Global Configurations Flow

This is the global fee plan that applies to every merchant by default. Click through the full configuration path: the complete fee waterfall, expanding a row, adding a fee, editing the plan, and seeing the impact — all in one flow.

  1. The full waterfall — every fee type stacks vertically with a live calculator showing real dollar impact. Partners configure once here, and it cascades everywhere.
  2. Split Settlement expanded — one row opens to reveal context and the Add Split Fee action. Everything else stays collapsed and scannable.
  3. Add Split Fee (modal) — just the fields the pipeline needs — fee type, percentage, ceilings. No guesswork, no unused parameters.
  4. Edit Fee Plan — the full configuration view for an existing fee plan with real data filled in.
  5. Saved + impact — the system confirms the change and immediately recalculates the net payout ($4,037 → $3,888). Partners see the impact before it reaches a single merchant.
Tracing Every Dollar

This is the screen that proved the project worked. Click any deposit and the Tracker shows the full waterfall: $10,000 in → Processing Fee (-$290) → Reserve (-$971) → Loan Repayment (-$1,500) → $7,239 released. Every dollar accounted for. No black boxes. No support tickets. Just answers.

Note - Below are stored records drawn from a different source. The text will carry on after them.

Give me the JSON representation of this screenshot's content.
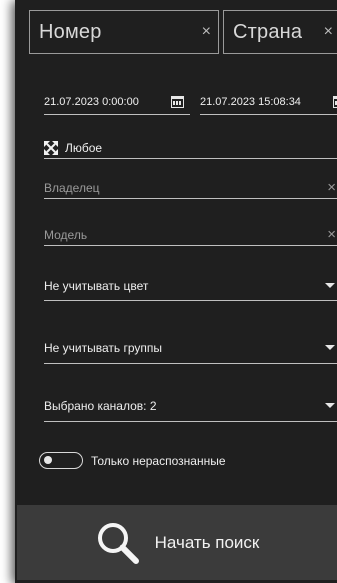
{
  "plate": {
    "placeholder": "Номер",
    "clear": "×"
  },
  "country": {
    "placeholder": "Страна",
    "clear": "×"
  },
  "dates": {
    "from": "21.07.2023 0:00:00",
    "to": "21.07.2023 15:08:34"
  },
  "filters": {
    "direction": "Любое",
    "owner": "Владелец",
    "model": "Модель",
    "color": "Не учитывать цвет",
    "group": "Не учитывать группы",
    "channels": "Выбрано каналов: 2",
    "clear": "×"
  },
  "toggle": {
    "label": "Только нераспознанные",
    "on": false
  },
  "search": {
    "label": "Начать поиск"
  }
}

Merchant detail view with Deposit Tracker flyout showing the complete fee waterfall for a $10,000 deposit
This started from a pattern I kept seeing in ops support tickets — partners asking "why did my merchant only receive X instead of Y?" I brought that to my PM and proposed transaction-level visibility in the portal. Ops validated it would eliminate their most common escalation.
Operational Tools, Not Just Settings

This isn't a settings screen — it's an operational tool. Reserve balances, automated fee collection rules, filtered transfer history. Partners use this daily, not just during setup.

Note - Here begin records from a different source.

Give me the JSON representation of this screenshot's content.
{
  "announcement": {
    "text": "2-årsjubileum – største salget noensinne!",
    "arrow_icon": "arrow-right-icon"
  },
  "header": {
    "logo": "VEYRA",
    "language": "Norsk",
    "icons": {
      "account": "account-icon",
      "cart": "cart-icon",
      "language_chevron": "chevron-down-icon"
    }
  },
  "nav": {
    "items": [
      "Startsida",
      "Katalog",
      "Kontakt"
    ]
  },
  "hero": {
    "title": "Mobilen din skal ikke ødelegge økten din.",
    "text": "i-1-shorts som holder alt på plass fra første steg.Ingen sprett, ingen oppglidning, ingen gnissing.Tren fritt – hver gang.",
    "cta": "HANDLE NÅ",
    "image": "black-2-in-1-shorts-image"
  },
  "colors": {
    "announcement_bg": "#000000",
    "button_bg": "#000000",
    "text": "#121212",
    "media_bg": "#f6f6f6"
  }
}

Reserve tab showing balance, target progress, fee collection controls, and filtered transaction history
Reserve behavior kept coming up in ops and partner calls. I paired with engineering on what could be surfaced safely; this tab is the operational surface, not a one-time setup screen.

Tradeoffs

Every decision meant choosing what to prioritize. I kept the configuration model simple and covered 90% of use cases, knowing we could handle the rest later. The backend couldn't support live data, so instead of faking it I designed around batch updates with clear timestamps. I gave users control over what actually mattered and let the system handle the rest predictably. And some edge cases like conflicting fee schedules weren't fully resolved in V2, but the architecture was built to support them without a redesign. Every one of these tradeoffs was a conversation with my PM and engineering — we agreed on what to ship now versus what to defer.

I used Claude and Cursor throughout — for synthesizing PRDs, pressure-testing edge cases, and moving faster through implementation. The judgment came from me; AI made the process faster.

Outcome

The system went from something people worked around to something they worked with.

40%
Reduction in fee-related support tickets within the first month
3→1
Configuration tools consolidated into a single experience
~3 wks
From alignment to shipped designs
  • Partners could self-serve for the first time — see exactly how fees were applied and what merchants received
  • Ops team could debug without engineering — the Deposit Tracker replaced their most common escalation
  • Scalable foundation shipped — architecture supports future features without requiring a redesign

This project taught me that in complex systems, the most impactful design work is structural, not visual. If I did it again, I'd push even earlier for quantitative baselines so every narrative had harder numbers behind it.